W&V im Februar 2009. In einer schwindsüchtigen Krisen-Ausgabe der Bildzeitung der Branche wird an fünf Beispielen höchst innovatives Denken aus Großagenturen präsentiert – der liebe Gott scheißt auch in den Medien dieser Branche gerne auf den größten Haufen.
Viele Aufgaben ließen sich nicht mehr mit den Mitteln der Werbung lösen, weiß ein Hubertus von Lobenstein zu berichten. Man hat jetzt eine Strategieberatung, die “The Disruption Consultancy” heißt. Jeder Kunde der letzten Jahre ohne die Disruptoren, der einfach nur diese dumme Werbung von TBWA bekommen hat, muss sich doch völlig über den Tisch gezogen fühlen. Amir Kassei meint vollmundig, die Werber seinen nicht mehr in der Lage, die Probleme ihrer Kunden zu lösen. Bis zu welchem Zeitpunkt waren sie denn dazu in der Lage? Ab wann nicht mehr? Man hat einen Blog entstehen lassen, um mehr kommunizieren zu können. (Man spricht weiß auf schwarz, damit die Kommunikation auch so richtig leicht ist!) Bekommen die Kunden aus der Zeit der Grauzone dieser Selbsterkenntnis jetzt ihre Budgets zurück? Auf die Spitze der Selbsterkenntnis treibt es Euro RSCG. Auch die sehen Handlungsbedarf und erfüllen diesen, indem sie TV-Spots schalten. Also einfach mal diese dumme Werbung machen. Ach ich vergaß, eine Umfrage haben die auch gemacht. Preis ist in Zukunft nicht so wichtig, Visionen muss man verkaufen. Dann brummt es auch in der Krise. Was man an dieser visionären Vorgehensweise perfekt ableiten kann. Ehrfurcht vor den Großen wird in mir mal wieder eher zu Furcht…

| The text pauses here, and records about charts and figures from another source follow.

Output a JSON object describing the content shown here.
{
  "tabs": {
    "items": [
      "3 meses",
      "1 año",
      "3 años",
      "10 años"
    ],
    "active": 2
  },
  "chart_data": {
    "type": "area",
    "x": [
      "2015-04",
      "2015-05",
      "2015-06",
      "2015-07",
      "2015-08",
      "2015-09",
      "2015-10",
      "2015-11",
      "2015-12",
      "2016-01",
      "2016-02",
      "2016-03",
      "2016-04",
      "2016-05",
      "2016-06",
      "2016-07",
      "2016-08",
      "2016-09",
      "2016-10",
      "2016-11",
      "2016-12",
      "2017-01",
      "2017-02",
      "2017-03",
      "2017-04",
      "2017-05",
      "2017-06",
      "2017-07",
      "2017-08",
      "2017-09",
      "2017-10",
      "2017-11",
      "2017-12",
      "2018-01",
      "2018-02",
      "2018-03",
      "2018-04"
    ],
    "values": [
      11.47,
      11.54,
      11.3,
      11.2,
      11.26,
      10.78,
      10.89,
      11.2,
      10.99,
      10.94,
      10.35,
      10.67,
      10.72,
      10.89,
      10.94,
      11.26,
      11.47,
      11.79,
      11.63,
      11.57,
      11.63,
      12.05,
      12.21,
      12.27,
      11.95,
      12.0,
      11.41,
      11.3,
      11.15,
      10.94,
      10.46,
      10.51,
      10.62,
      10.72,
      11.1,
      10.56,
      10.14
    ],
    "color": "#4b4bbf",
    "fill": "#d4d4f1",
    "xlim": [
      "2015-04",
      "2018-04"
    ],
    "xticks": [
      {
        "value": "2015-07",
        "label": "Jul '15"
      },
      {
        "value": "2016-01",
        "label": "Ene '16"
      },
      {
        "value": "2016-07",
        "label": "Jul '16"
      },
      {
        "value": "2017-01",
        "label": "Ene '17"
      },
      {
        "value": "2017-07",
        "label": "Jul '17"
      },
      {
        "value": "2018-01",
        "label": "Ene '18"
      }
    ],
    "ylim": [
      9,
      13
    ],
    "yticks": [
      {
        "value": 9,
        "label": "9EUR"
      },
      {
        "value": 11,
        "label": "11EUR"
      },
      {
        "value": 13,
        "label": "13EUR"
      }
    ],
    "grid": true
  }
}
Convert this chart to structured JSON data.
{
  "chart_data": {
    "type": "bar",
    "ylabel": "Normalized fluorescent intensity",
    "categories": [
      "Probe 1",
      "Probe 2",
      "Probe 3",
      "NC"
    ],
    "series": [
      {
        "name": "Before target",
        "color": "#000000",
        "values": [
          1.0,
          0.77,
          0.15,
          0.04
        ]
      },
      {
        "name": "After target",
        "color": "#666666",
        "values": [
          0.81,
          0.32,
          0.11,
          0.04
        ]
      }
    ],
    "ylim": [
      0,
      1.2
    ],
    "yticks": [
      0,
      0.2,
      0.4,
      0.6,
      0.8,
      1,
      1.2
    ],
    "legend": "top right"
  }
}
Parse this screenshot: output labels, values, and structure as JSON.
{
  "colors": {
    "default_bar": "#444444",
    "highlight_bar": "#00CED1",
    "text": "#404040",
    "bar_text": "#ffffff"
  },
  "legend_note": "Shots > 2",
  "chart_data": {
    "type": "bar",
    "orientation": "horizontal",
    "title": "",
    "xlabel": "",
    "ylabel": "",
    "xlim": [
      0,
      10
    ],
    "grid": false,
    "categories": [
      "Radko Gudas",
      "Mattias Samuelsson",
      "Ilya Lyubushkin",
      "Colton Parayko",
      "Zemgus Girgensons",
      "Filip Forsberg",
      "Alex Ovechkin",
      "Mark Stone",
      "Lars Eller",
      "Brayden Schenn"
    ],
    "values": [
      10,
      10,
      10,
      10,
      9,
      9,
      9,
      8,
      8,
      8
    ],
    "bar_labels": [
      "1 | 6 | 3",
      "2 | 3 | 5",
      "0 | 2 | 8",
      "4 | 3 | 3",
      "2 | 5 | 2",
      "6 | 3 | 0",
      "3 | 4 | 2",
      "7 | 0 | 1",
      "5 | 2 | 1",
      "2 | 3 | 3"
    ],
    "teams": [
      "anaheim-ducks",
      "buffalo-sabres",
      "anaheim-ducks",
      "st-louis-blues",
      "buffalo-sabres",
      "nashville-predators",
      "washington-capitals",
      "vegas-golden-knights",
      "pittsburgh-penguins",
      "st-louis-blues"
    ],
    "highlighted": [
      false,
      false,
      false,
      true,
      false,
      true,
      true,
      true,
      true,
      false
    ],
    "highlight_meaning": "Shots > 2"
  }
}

Zuerst wollte ich schreien, der Frechheit wegen, dann wollte ich weinen, wegen all dieser Budgets, die man für so viele Kunden mit dummer Werbung verbraten hat. Dann habe ich mich hingesetzt und sehr zufrieden gegrinst. Wir waren schon vor 4 Jahren so weit, dass wir Kremer und Konsorten den Claim “beraten, bewerben, begeistern” gegeben haben und diesen seit dieser Zeit konsequent mit Leistung füllen. Und wo werde ich den Druck der Entrüstung los? In unserem Blog.
Hallo Falcon Hechtenberg,
über ein “Chapeau” freut Mann sich natürlich immer. Herzlichen Dank.